Finding your place in God’s story
February 12, 2016
Seminary offers insights into narrative theology
By Melissa Lauber
Dr. Sondra Wheeler grew up knowing Scripture by heart. Today, she helps her students know the heart of Scripture.
In 1974, Wheeler was in college and took a course with Stephen Crites, a well-known theologian. Later in her life, while caring for children and an aging father-in-law, she got the urge to go back to school for a Master’s Degree. The closest schools would give her degrees in either forestry or theology. Allergic to bees, she opted for studying religion.
Upon graduating, she found she still had questions, and so went on to pursue a doctorate.
During the course of her academic pursuits, she studied with about a third of the scholars from “the Yale School,” who contributed strands of thought to what would become known as narrative theology.
“It was like attending Sunday school with the apostles,” she said.
On her bookshelf, she still has a copy of Hans Frei’s “The Eclipse of Narrative,” which she calls a “world-changing tome.”
In January, Wheeler taught the seven Doctor of Ministry (DMin) students in Wesley Seminary’s Spirituality and Story program. While her academic specialty is as a Christian ethicist, her love of language, story and thought made for a lively week-long class, providing a foundation in narrative theology to enrich the faith and practice of pastors.

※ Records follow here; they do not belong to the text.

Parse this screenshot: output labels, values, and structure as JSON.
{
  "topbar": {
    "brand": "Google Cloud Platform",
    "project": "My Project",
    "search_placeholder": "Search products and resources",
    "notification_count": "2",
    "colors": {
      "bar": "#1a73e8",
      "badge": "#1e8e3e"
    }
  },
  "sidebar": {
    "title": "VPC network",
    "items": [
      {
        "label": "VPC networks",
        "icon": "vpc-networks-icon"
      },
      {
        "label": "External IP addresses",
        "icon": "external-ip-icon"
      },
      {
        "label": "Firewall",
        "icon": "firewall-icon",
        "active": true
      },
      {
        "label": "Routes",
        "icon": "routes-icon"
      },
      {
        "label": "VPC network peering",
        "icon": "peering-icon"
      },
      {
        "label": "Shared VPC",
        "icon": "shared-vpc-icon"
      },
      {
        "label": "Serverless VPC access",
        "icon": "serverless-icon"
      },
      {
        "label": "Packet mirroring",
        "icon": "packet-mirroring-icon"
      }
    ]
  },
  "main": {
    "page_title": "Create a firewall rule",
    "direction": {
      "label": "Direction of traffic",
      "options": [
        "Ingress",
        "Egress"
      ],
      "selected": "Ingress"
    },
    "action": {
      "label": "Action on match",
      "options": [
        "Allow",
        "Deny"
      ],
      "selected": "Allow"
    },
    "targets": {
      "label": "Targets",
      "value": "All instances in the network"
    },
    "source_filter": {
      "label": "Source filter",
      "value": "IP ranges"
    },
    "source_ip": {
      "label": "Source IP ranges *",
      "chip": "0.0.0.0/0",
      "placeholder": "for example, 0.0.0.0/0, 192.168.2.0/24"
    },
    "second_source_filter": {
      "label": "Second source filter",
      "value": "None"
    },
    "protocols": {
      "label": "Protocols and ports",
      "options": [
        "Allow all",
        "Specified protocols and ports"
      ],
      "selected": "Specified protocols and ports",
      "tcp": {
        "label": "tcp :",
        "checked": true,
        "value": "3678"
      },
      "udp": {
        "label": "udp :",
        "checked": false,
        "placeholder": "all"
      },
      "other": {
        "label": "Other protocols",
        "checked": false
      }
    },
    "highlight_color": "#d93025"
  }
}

During the course, the students read essays by Crites, Frei, H. Richard Niebuhr, Stanley Hauerwas, Alasdair MacIntyre, David Ford, Johann Metz, and Gerard Laughlin and more. At the core of the reading was the understanding that up until the 16th century, the Bible was considered the framework through which life and culture was measured.
People read the Bible, Wheeler said, as “a story within which human beings found and interpreted their own stories,” and as “a narrative arc within which the world-story had its place.” However, with evolving science, philosophy, economies and politics, they began reading the Bible either as history, which could be true or false, or as religion, which might be meaningful or not to modern people.

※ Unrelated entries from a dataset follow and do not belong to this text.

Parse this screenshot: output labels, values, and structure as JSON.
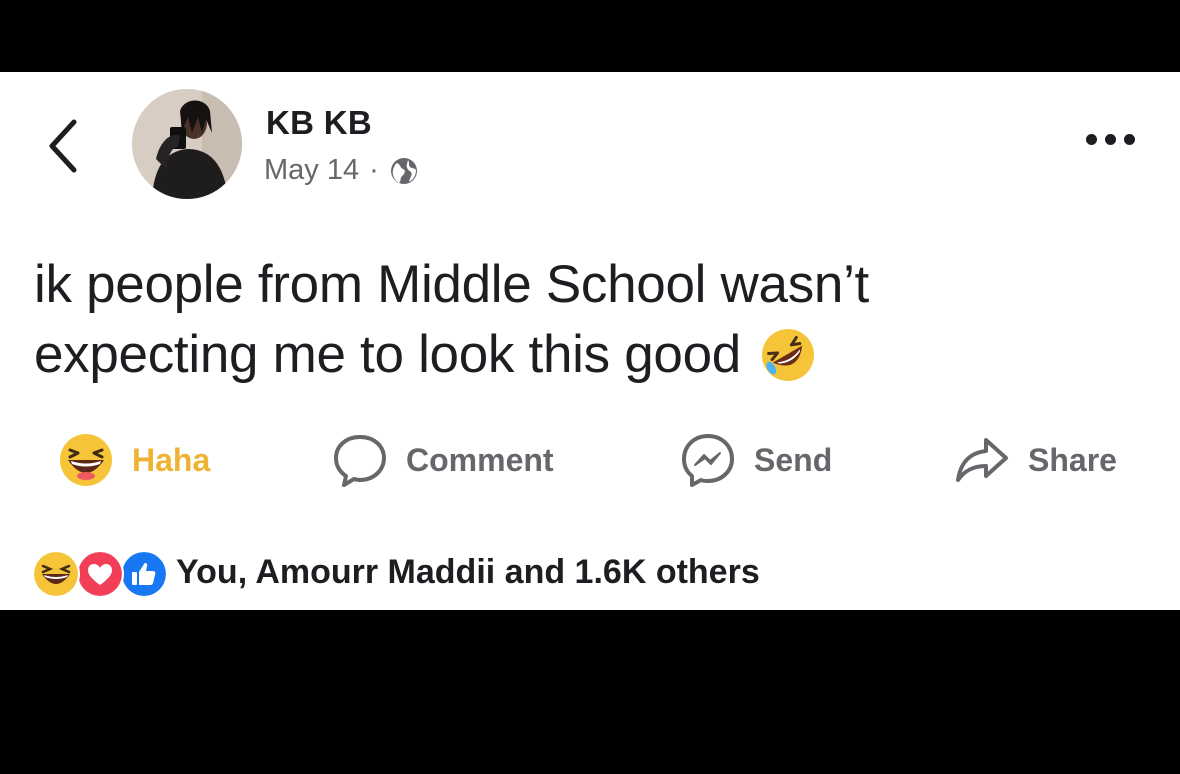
{
  "post": {
    "author": "KB KB",
    "date": "May 14",
    "separator": "·",
    "audience_icon": "globe-icon",
    "text_line1": "ik people from Middle School wasn’t",
    "text_line2": "expecting me to look this good"
  },
  "actions": {
    "haha_label": "Haha",
    "comment_label": "Comment",
    "send_label": "Send",
    "share_label": "Share"
  },
  "reactions": {
    "summary": "You, Amourr Maddii and 1.6K others",
    "icons": [
      "haha-icon",
      "love-icon",
      "like-icon"
    ]
  },
  "colors": {
    "haha_yellow": "#f0b232",
    "love_red": "#f33e58",
    "like_blue": "#1877f2",
    "meta_gray": "#65676b",
    "text": "#1c1e21"
  }
}
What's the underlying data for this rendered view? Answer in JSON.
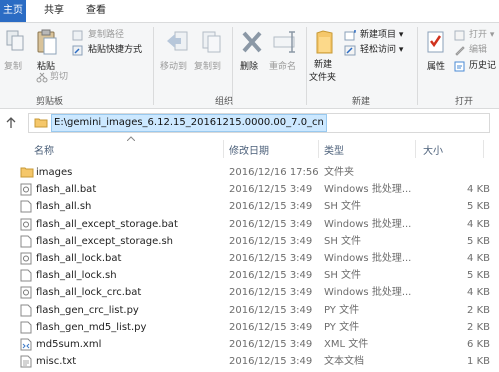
{
  "tabs": [
    "主页",
    "共享",
    "查看"
  ],
  "ribbon": {
    "copy": "复制",
    "paste": "粘贴",
    "copy_path": "复制路径",
    "paste_shortcut": "粘贴快捷方式",
    "cut": "剪切",
    "clipboard_group": "剪贴板",
    "move_to": "移动到",
    "copy_to": "复制到",
    "delete": "删除",
    "rename": "重命名",
    "organize_group": "组织",
    "new_folder": "新建\n文件夹",
    "new_folder_line1": "新建",
    "new_folder_line2": "文件夹",
    "new_item": "新建项目 ▾",
    "easy_access": "轻松访问 ▾",
    "new_group": "新建",
    "properties": "属性",
    "open": "打开 ▾",
    "edit": "编辑",
    "history": "历史记",
    "open_group": "打开"
  },
  "address": "E:\\gemini_images_6.12.15_20161215.0000.00_7.0_cn",
  "columns": {
    "name": "名称",
    "modified": "修改日期",
    "type": "类型",
    "size": "大小"
  },
  "files": [
    {
      "name": "images",
      "date": "2016/12/16 17:56",
      "type": "文件夹",
      "size": "",
      "icon": "folder-icon"
    },
    {
      "name": "flash_all.bat",
      "date": "2016/12/15 3:49",
      "type": "Windows 批处理...",
      "size": "4 KB",
      "icon": "batch-file-icon"
    },
    {
      "name": "flash_all.sh",
      "date": "2016/12/15 3:49",
      "type": "SH 文件",
      "size": "5 KB",
      "icon": "file-icon"
    },
    {
      "name": "flash_all_except_storage.bat",
      "date": "2016/12/15 3:49",
      "type": "Windows 批处理...",
      "size": "4 KB",
      "icon": "batch-file-icon"
    },
    {
      "name": "flash_all_except_storage.sh",
      "date": "2016/12/15 3:49",
      "type": "SH 文件",
      "size": "5 KB",
      "icon": "file-icon"
    },
    {
      "name": "flash_all_lock.bat",
      "date": "2016/12/15 3:49",
      "type": "Windows 批处理...",
      "size": "4 KB",
      "icon": "batch-file-icon"
    },
    {
      "name": "flash_all_lock.sh",
      "date": "2016/12/15 3:49",
      "type": "SH 文件",
      "size": "5 KB",
      "icon": "file-icon"
    },
    {
      "name": "flash_all_lock_crc.bat",
      "date": "2016/12/15 3:49",
      "type": "Windows 批处理...",
      "size": "4 KB",
      "icon": "batch-file-icon"
    },
    {
      "name": "flash_gen_crc_list.py",
      "date": "2016/12/15 3:49",
      "type": "PY 文件",
      "size": "2 KB",
      "icon": "file-icon"
    },
    {
      "name": "flash_gen_md5_list.py",
      "date": "2016/12/15 3:49",
      "type": "PY 文件",
      "size": "2 KB",
      "icon": "file-icon"
    },
    {
      "name": "md5sum.xml",
      "date": "2016/12/15 3:49",
      "type": "XML 文件",
      "size": "6 KB",
      "icon": "xml-file-icon"
    },
    {
      "name": "misc.txt",
      "date": "2016/12/15 3:49",
      "type": "文本文档",
      "size": "1 KB",
      "icon": "text-file-icon"
    }
  ]
}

Canon literally means “measure,” she explained. The biblical canon was the measure of all things. Today, people tend to read the biblical story according to how it fits the story humanity is telling about itself. There is a tendency to fit our story into God’s story, instead of the other way around.

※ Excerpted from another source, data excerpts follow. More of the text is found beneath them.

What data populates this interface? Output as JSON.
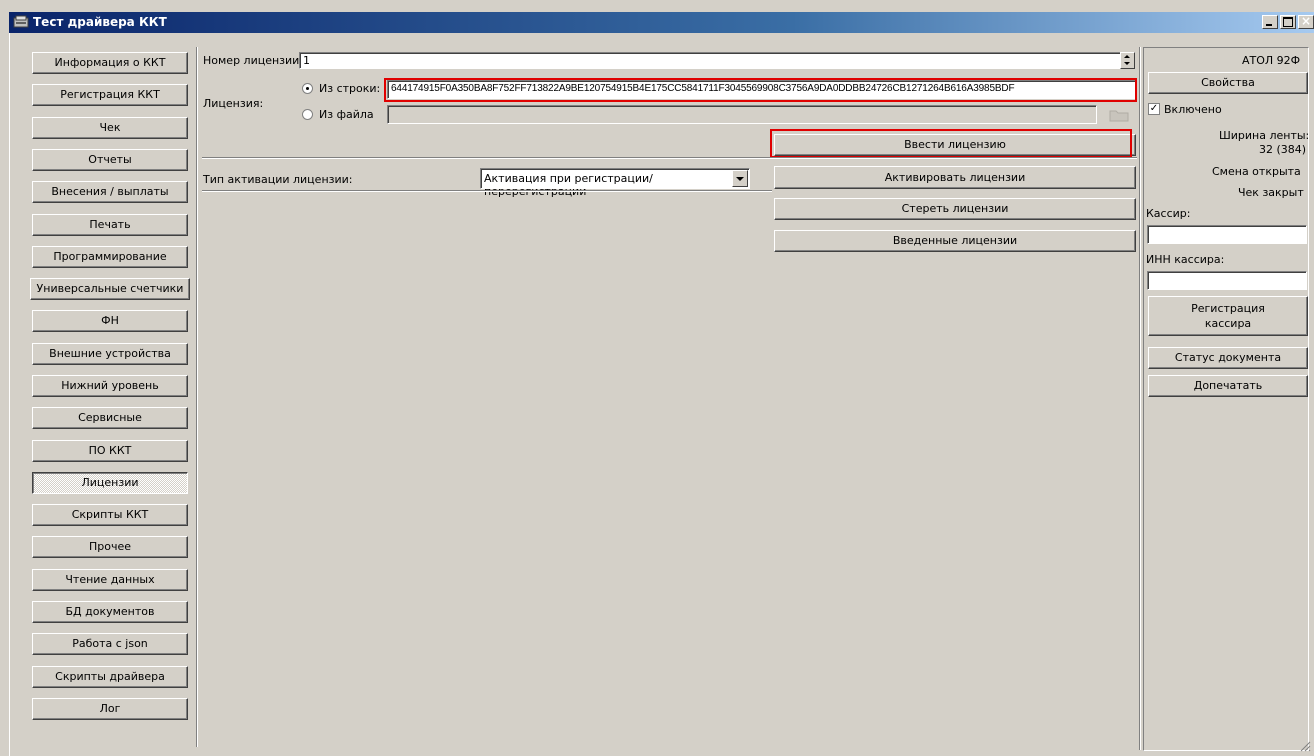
{
  "window": {
    "title": "Тест драйвера ККТ"
  },
  "sidebar": {
    "items": [
      {
        "label": "Информация о ККТ"
      },
      {
        "label": "Регистрация ККТ"
      },
      {
        "label": "Чек"
      },
      {
        "label": "Отчеты"
      },
      {
        "label": "Внесения / выплаты"
      },
      {
        "label": "Печать"
      },
      {
        "label": "Программирование"
      },
      {
        "label": "Универсальные счетчики"
      },
      {
        "label": "ФН"
      },
      {
        "label": "Внешние устройства"
      },
      {
        "label": "Нижний уровень"
      },
      {
        "label": "Сервисные"
      },
      {
        "label": "ПО ККТ"
      },
      {
        "label": "Лицензии"
      },
      {
        "label": "Скрипты ККТ"
      },
      {
        "label": "Прочее"
      },
      {
        "label": "Чтение данных"
      },
      {
        "label": "БД документов"
      },
      {
        "label": "Работа с json"
      },
      {
        "label": "Скрипты драйвера"
      },
      {
        "label": "Лог"
      }
    ],
    "selected": "Лицензии"
  },
  "license": {
    "number_label": "Номер лицензии:",
    "number_value": "1",
    "license_label": "Лицензия:",
    "from_string_label": "Из строки:",
    "from_string_value": "644174915F0A350BA8F752FF713822A9BE120754915B4E175CC5841711F3045569908C3756A9DA0DDBB24726CB1271264B616A3985BDF",
    "from_file_label": "Из файла",
    "from_file_value": "",
    "enter_button": "Ввести лицензию",
    "activation_type_label": "Тип активации лицензии:",
    "activation_type_value": "Активация при регистрации/перерегистрации",
    "activate_button": "Активировать лицензии",
    "erase_button": "Стереть лицензии",
    "entered_button": "Введенные лицензии"
  },
  "right_panel": {
    "device_name": "АТОЛ 92Ф",
    "properties_button": "Свойства",
    "enabled_label": "Включено",
    "enabled_checked": true,
    "tape_width_label": "Ширина ленты:",
    "tape_width_value": "32 (384)",
    "shift_status": "Смена открыта",
    "receipt_status": "Чек закрыт",
    "cashier_label": "Кассир:",
    "cashier_value": "",
    "cashier_inn_label": "ИНН кассира:",
    "cashier_inn_value": "",
    "register_cashier_line1": "Регистрация",
    "register_cashier_line2": "кассира",
    "doc_status_button": "Статус документа",
    "reprint_button": "Допечатать"
  },
  "colors": {
    "highlight": "#e00000",
    "titlebar": "#0a246a",
    "face": "#d4d0c8"
  }
}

Narrative theology challenges Christians to recover the Bible’s narrative character and the interpretation of the text and to find themselves reflected in, and shaped by, God’s story.
As a seminary, in the heart of the nation’s capital, Wesley draws students from a variety of faith traditions. In the Theology as Story class, there was only one United Methodist pastor, Rebecca Collison, who serves Wesley UMC in Georgetown, Del. The mother of four sons, “thing one, thing two, thing three and four,” she jokes, she is “the Mother of all Things.”
This was only their second class together. But as is the case with most of the DMin cohorts, the group of clergy bonded quickly. They included a visual artist with a heart for mission who once worked for the U.S. State Department; a dancer who writes and revels in thoughts of the glory of God; a former soldier and police officer who is a devoted father to a young boy; a pastor with deep passions who was struggling with how to heal a damaged congregation; a pastoral counselor with a love for literature; and an Episcopal priest from India who had moved to the United States only months ago.
One afternoon, seated in a circle, the members of the groups each memorized a segment of the parable of the prodigal son in Luke 15:11-32. The text came to life in new ways, as they told it to one another, and the students began to see themselves and their lives woven in among the characters of the story.
Later, they mined the psalms of lament, finding their story interwoven with the ancient poetry.
“Story is an invitation to find yourself as a character, or to see yourself in a way you might not have expected,” Wheeler said. “Stories are powerful. Stories are truth-bearing. Be a critical interpreter of the story and of your life in light of the story.”
At Wesley Seminary, there is a refectory where the doctoral students share lunch each day. On most days, the school’s president, the Rev. David McAllister-Wilson, is present. He finds satisfaction in the way the seminary creates an atmosphere, and shapes pastors in ways where deep and profound learning is connected and adheres to mission and ministry in the world.
Inscribed into one of the seminary’s cornerstones is a quote from John Wesley, Methodism’s founder. It says, “Let us unite the two so long divided, knowledge and vital piety.”
At Wesley, both the thoughts and the faith are profound, and when asked about this, McAllister-Wilson finds himself thinking about Oliver Wendell Holmes’ quote: “I would not give a fig for the simplicity on this side of complexity, but I would give my life for the simplicity on the other side of complexity.”
He leaves it at that.
As the course drew to a close, members of the class shared stories with one another. Summarizing it all wasn’t easy. Together, they had learned that “the many threads of narrative theology highlight the way in which human experience and the witness of the church are fundamentally storied and that to recover and inhabit this tradition of received narrative is to enter into the story that can makes sense of our lives together.”
In short, they began to understand that story offers the possibility of a new horizon. It is a doorway into an understanding of the divine, a gateway into the Kingdom of God. But it is not just story for story’s sake, Wheeler said. “The point of being in God’s story is that we can carry it on and invite others into it.”